# Any "Gentleman's Clubs" near CFB Meaford?



## tannerthehammer (14 May 2005)

wondering if there are any ripper bars near CFB Meaford? Or any good bars to meet some ladys


----------



## George Wallace (14 May 2005)

My initial comment is "Are you for Real?".

Look at a map.  Meaford is on a peninsula, located near to Owen Sound and not too far from Collingwood and Wassaga Beach.  Borden is not too far away, and just from there Barrie is easily accessable.  Orillia and Toronto and other centers are then within reach with little effort.  It is not like Meaford is in "Buttfuck Nowhere", but then again.......how much free time do you think you will have to go out chasing Cougars?   ;D


----------



## Rebel_RN (14 May 2005)

I just spoke with a friend who was at meaford and he said to stay away from the "rippers" in Collingwood, ya never know what you might get! along the same line i'm wondering how much free time you think you're going to get? Anyhow just thought i'd pass along the info.


----------



## tannerthehammer (14 May 2005)

George Wallace said:
			
		

> My initial comment is "Are you for Real?".
> 
> Look at a map.   Meaford is on a peninsula, located near to Owen Sound and not too far from Collingwood and Wassaga Beach.   Borden is not too far away, and just from there Barrie is easily accessable.   Orillia and Toronto and other centers are then within reach with little effort.   It is not like Meaford is in "Buttfuck Nowhere", but then again.......how much free time do you think you will have to go out chasing Cougars?     ;D



Well I know we get at least 1 weekend off between BMQ and SQ...


----------



## Slim (14 May 2005)

tannerthehammer said:
			
		

> Well I know we get at least 1 weekend off between BMQ and SQ...

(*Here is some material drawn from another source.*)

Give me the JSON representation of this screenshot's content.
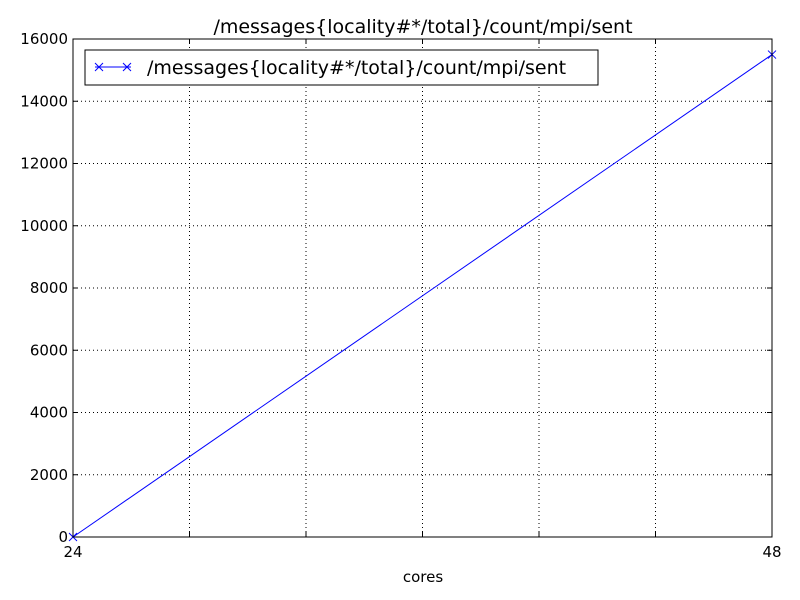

A word to the wise...Be careful of what you do with your free time...This isn't '85 any more...

Slim


----------



## Rebel_RN (14 May 2005)

Just a quick note be careful what you do with your free time i can't see how the CO would be too impressed if you come back from time off requesting a shot of penicilin   but then agaain i may be wrong


----------



## NCRCrow (14 May 2005)

The guy asked for some info, not advice!! 

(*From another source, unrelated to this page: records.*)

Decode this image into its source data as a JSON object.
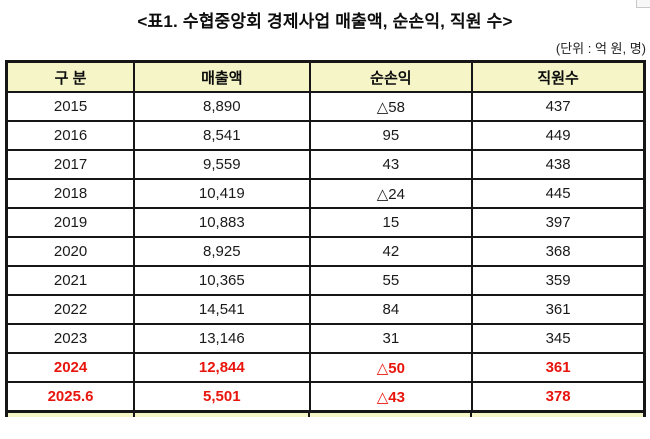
{
  "page": {
    "title": "<표1. 수협중앙회 경제사업 매출액, 순손익, 직원 수>",
    "unit_note": "(단위 : 억 원, 명)"
  },
  "colors": {
    "header_bg": "#f5f5c8",
    "highlight_text": "#e8150d",
    "border": "#161616"
  },
  "table": {
    "columns": [
      "구 분",
      "매출액",
      "순손익",
      "직원수"
    ],
    "rows": [
      {
        "year": "2015",
        "revenue": "8,890",
        "net_income": "△58",
        "employees": "437",
        "highlight": false
      },
      {
        "year": "2016",
        "revenue": "8,541",
        "net_income": "95",
        "employees": "449",
        "highlight": false
      },
      {
        "year": "2017",
        "revenue": "9,559",
        "net_income": "43",
        "employees": "438",
        "highlight": false
      },
      {
        "year": "2018",
        "revenue": "10,419",
        "net_income": "△24",
        "employees": "445",
        "highlight": false
      },
      {
        "year": "2019",
        "revenue": "10,883",
        "net_income": "15",
        "employees": "397",
        "highlight": false
      },
      {
        "year": "2020",
        "revenue": "8,925",
        "net_income": "42",
        "employees": "368",
        "highlight": false
      },
      {
        "year": "2021",
        "revenue": "10,365",
        "net_income": "55",
        "employees": "359",
        "highlight": false
      },
      {
        "year": "2022",
        "revenue": "14,541",
        "net_income": "84",
        "employees": "361",
        "highlight": false
      },
      {
        "year": "2023",
        "revenue": "13,146",
        "net_income": "31",
        "employees": "345",
        "highlight": false
      },
      {
        "year": "2024",
        "revenue": "12,844",
        "net_income": "△50",
        "employees": "361",
        "highlight": true
      },
      {
        "year": "2025.6",
        "revenue": "5,501",
        "net_income": "△43",
        "employees": "378",
        "highlight": true
      }
    ]
  }
}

Pencilin, CO's , leave Tanner alone. He asked a question, if u dont have an answer..back off

Have fun, I remember a bar called Brothers in Owen Sound.

Live it up!


----------



## Slim (14 May 2005)

NCRCrow said:
			
		

> The guy asked for some info, not advice!!
> 
> Pencilin, CO's , leave Tanner alone. He asked a question, if u dont have an answer..back off
> 
> ...



CROW

The CF has taken quite a beating in the last several years with regard to percieved improper actions of some of its members. Then there was the fiasco in CFB Borden, where a female was running around the base, alledgedly having sex with CF members in the "shacks."

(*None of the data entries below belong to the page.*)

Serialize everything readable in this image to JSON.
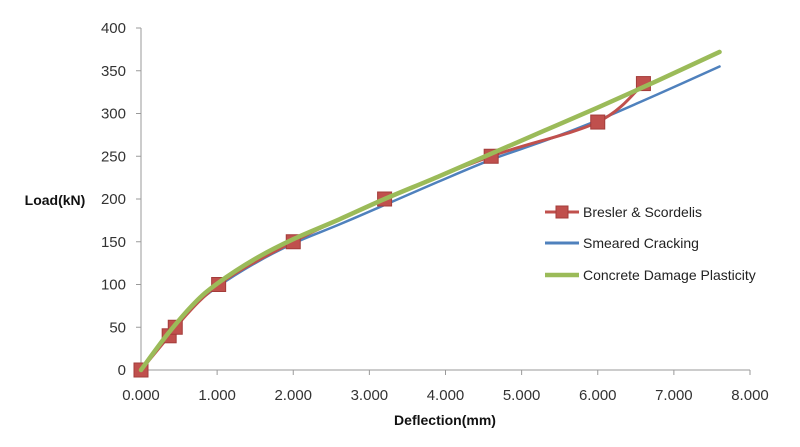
{
  "chart_data": {
    "type": "line",
    "title": "",
    "xlabel": "Deflection(mm)",
    "ylabel": "Load(kN)",
    "xlim": [
      0,
      8
    ],
    "ylim": [
      0,
      400
    ],
    "x_ticks": [
      "0.000",
      "1.000",
      "2.000",
      "3.000",
      "4.000",
      "5.000",
      "6.000",
      "7.000",
      "8.000"
    ],
    "y_ticks": [
      "0",
      "50",
      "100",
      "150",
      "200",
      "250",
      "300",
      "350",
      "400"
    ],
    "grid": false,
    "legend_position": "right",
    "series": [
      {
        "name": "Bresler & Scordelis",
        "color": "#c0504d",
        "marker": "square",
        "x": [
          0.0,
          0.37,
          0.45,
          1.02,
          2.0,
          3.2,
          4.6,
          6.0,
          6.6
        ],
        "y": [
          0,
          40,
          50,
          100,
          150,
          200,
          250,
          290,
          335
        ]
      },
      {
        "name": "Smeared Cracking",
        "color": "#4f81bd",
        "marker": "none",
        "x": [
          0.0,
          0.35,
          0.7,
          1.0,
          1.5,
          2.0,
          2.6,
          3.2,
          3.9,
          4.6,
          5.3,
          6.0,
          6.8,
          7.6
        ],
        "y": [
          0,
          40,
          75,
          97,
          125,
          148,
          170,
          193,
          220,
          246,
          268,
          292,
          323,
          355
        ]
      },
      {
        "name": "Concrete Damage Plasticity",
        "color": "#9bbb59",
        "marker": "none",
        "x": [
          0.0,
          0.35,
          0.7,
          1.0,
          1.5,
          2.0,
          2.6,
          3.2,
          3.9,
          4.6,
          5.3,
          6.0,
          6.8,
          7.6
        ],
        "y": [
          0,
          42,
          78,
          101,
          130,
          153,
          176,
          200,
          226,
          253,
          280,
          307,
          339,
          372
        ]
      }
    ]
  }
}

And now I see you telling another forum member that its ok to pursue these types of things, once again in an open forum. Then dumping on another forum member, who is a health care professional by trade, and insisting they "back off" when they offer some sound acdvice.

I view this as extermely poor judgemnt in your case. If I were you I would issue that other member an apology for your statment and edit the origional statement very quickly. 

With the time in and experience that you have you should be setting an example.

At this point I am putting you on C & P (second offense) for being ignorant and insulting to another member without any sort of cause. A future update of your profile would also be appreciated as I had to go to other forum members to find out who you really are.

Slim
STAFF


----------



## NCRCrow (14 May 2005)

yawn........


----------



## Sig_Des (14 May 2005)

Hammer,

I'd suggest you not worry too much about whether there are any rippers around. Worry about getting through your course. If you do end up having some time off, and decide you need to see some T&A, It'll be easy enough to find, but that shouldn't be your aim right now.

worry about your course. Also, if you work yourself up to going out on the town, and then you're course doesn't even get to go off-base, how crappy of a set up would that be? It does happen


----------



## Burrows (14 May 2005)

NCRCrow.  Check your PM's NOW.


----------



## Slim (14 May 2005)

I don't think that this needs to be open any longer.

Thread locked...And, I hope, point taken.

Slim
STAFF


----------